De todos son conocidas las versiones enfrentadas que, a propósito de las informaciones que el Gobierno tenía previas a la avalancha de inmigrantes en Ceuta los pasados 30 y 31 de julio, han mantenido la ministra de Defensa, Margarita Robles, por un lado, y el ministro del Interior, Fernando Grande-Marlaska, así como el resto del Gobierno, por otro: mientras Robles afirmó el 25 de agosto en el Congreso que el Centro Nacional de Inteligencia (CNI) había hecho su trabajo y había compartido información con las Fuerzas de Seguridad y la Delegación del Gobierno al asegurar que el 29 de julio agentes del CNI trasladaron información sobre una convocatoria para intentar entrar a nado en Ceuta al día siguiente, Marlaska sostuvo esos días prácticamente lo contrario: dijo que no existía ningún informe del CNI, ni de servicios extranjeros, que permitiera anticipar una entrada de las dimensiones que finalmente se produjo.

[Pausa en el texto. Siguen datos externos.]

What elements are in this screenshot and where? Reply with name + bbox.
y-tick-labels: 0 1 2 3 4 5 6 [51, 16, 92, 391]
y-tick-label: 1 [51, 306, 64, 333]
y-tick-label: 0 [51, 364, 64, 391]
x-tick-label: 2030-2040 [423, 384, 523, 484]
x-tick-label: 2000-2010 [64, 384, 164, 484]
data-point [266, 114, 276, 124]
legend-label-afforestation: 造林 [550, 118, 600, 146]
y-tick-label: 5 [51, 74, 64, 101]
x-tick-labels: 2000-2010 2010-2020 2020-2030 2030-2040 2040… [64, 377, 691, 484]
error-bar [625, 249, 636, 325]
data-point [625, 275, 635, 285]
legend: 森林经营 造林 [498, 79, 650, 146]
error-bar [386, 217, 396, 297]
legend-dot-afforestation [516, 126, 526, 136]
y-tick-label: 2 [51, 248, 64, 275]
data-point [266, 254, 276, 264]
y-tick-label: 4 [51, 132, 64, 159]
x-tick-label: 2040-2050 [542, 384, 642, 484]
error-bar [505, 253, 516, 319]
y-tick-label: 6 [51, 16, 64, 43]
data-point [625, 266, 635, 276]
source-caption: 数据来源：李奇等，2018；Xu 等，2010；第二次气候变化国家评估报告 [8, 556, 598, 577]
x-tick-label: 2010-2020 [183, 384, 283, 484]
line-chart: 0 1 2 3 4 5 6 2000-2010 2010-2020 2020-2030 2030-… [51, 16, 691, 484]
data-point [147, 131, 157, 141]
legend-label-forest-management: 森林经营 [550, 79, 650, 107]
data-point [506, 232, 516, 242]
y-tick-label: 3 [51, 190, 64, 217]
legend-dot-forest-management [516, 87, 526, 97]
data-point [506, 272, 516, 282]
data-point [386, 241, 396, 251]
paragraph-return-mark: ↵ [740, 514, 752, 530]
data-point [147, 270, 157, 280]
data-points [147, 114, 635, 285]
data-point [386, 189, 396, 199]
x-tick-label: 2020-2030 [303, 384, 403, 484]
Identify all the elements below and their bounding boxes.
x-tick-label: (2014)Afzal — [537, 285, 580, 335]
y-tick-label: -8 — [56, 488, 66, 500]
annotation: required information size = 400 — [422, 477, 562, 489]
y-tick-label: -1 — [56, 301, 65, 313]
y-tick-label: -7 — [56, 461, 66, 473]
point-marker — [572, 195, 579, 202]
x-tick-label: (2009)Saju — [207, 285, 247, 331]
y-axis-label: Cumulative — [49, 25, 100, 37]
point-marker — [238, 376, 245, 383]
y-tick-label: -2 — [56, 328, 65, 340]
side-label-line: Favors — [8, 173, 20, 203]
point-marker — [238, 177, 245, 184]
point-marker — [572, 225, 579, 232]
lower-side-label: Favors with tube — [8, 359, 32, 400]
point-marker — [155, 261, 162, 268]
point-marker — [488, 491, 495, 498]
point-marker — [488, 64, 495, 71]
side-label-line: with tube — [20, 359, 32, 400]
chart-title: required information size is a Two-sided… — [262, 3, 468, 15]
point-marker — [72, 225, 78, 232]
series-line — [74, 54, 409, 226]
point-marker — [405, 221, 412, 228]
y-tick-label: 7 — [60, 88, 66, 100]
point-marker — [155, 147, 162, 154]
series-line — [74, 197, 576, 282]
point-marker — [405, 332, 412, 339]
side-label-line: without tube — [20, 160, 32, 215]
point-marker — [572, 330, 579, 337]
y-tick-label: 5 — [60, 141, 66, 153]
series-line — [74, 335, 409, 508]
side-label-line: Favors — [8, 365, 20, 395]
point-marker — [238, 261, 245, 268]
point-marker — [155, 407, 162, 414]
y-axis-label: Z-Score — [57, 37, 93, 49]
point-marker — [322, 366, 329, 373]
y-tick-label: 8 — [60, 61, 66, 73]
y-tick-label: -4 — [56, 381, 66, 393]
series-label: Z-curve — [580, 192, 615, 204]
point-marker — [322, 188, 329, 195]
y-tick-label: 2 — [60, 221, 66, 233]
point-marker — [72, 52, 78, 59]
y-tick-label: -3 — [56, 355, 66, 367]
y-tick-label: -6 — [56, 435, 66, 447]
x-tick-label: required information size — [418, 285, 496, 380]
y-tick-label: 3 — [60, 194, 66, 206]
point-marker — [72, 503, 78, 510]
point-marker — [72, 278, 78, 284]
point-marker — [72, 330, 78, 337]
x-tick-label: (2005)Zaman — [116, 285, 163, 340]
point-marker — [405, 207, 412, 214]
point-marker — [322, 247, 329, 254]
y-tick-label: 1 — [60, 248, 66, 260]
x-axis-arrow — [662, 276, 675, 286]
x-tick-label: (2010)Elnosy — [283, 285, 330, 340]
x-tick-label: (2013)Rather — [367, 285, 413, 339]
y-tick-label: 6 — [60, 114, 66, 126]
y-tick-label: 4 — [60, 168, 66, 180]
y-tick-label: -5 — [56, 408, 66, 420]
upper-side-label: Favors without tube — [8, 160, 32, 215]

Su argumento es que, de haber existido una alerta de semejante gravedad, habría sido elevada inmediatamente y se habrían tomado medidas extraordinarias. En esta misma línea de Marlaska, el ministro de la Presidencia, Félix Bolaños, sostuvo que no hubo «ninguna información previa de la magnitud del asalto«, al igual que sostuvo el ministro de Política Territorial, Ángel Víctor Torres y el delegado del Gobierno en Ceuta, Miguel Ángel Pérez Triano.
La publicación, sin embargo, el pasado 2 de septiembre de dos informes policiales remitidos a la juez Tardón, que aseguraban, por una parte, que la Policía avisó del «riesgo extremo» de entradas a Ceuta la víspera de la invasión, como que los Cuerpos y Fuerzas de Seguridad marroquíes planificaron y coordinaron la invasión, vino a desmentir la versión sostenida por Marlaska y compañía, versión que el propio presidente todavía sostuvo al día siguiente y que le forzó a tener que comprometerse a desclasificar una serie de documentos del CNI con el vano intento de demostrar que no se produjeron alertas previas a la invasión.
Más editoriales
Pues bien. A pesar de la desclasificación limitada y controlada este miércoles de una serie de documentos del CNI relativos a la invasión, se desprende que nuestro Servicio de Inteligencia sí alertó el día previo al asalto al Gobierno y también a Marruecos. Y es que, tal y como ya apuntara la ministra Robles, que Sánchez y Marlaska no quieran conceder a estas alertas la consideración de «informe» propiamente dicho no significa que esas alertas no se produjeran y no se les comunicaran. Y lo cierto es que, aun cuando sólo queramos tener en consideración los documentos que el Gobierno ha querido desclasificar, estos mismos documentos demuestran objetivamente que quien dijo la verdad fue Margarita Robles y que quien mentía era Marlaska y el resto del Gobierno, incluido su presidente. Y es que, si hubiese sido cierto, como dijo el presidente, que no hubo alertas previas por parte del CNI, ¿cómo es que Sánchez no ha cesado fulminantemente a su directora, Esperanza Casteleiro?
El hecho cierto es que Marlaska, que debería ser también destituido por quitar gravedad a la situación de extrema inseguridad que padecen los ceutíes al asegurar que esa inseguridad sólo es una «sensación subjetiva«, también restó importancia a las alertas de invasión transmitidas antes de que esta se produjera. Si no fuera porque el primero que tendría que dimitir es el presidente, habría que pedir por estos dos nuevos asuntos el cese de Marlaska. Claro que Sánchez bien es capaz de echar a Robles por decir la verdad antes que a Marlaska por unas mentiras que el propio Sánchez ha hecho suyas. Así las cosas, lo más probable es que no cese ni dimita nadie.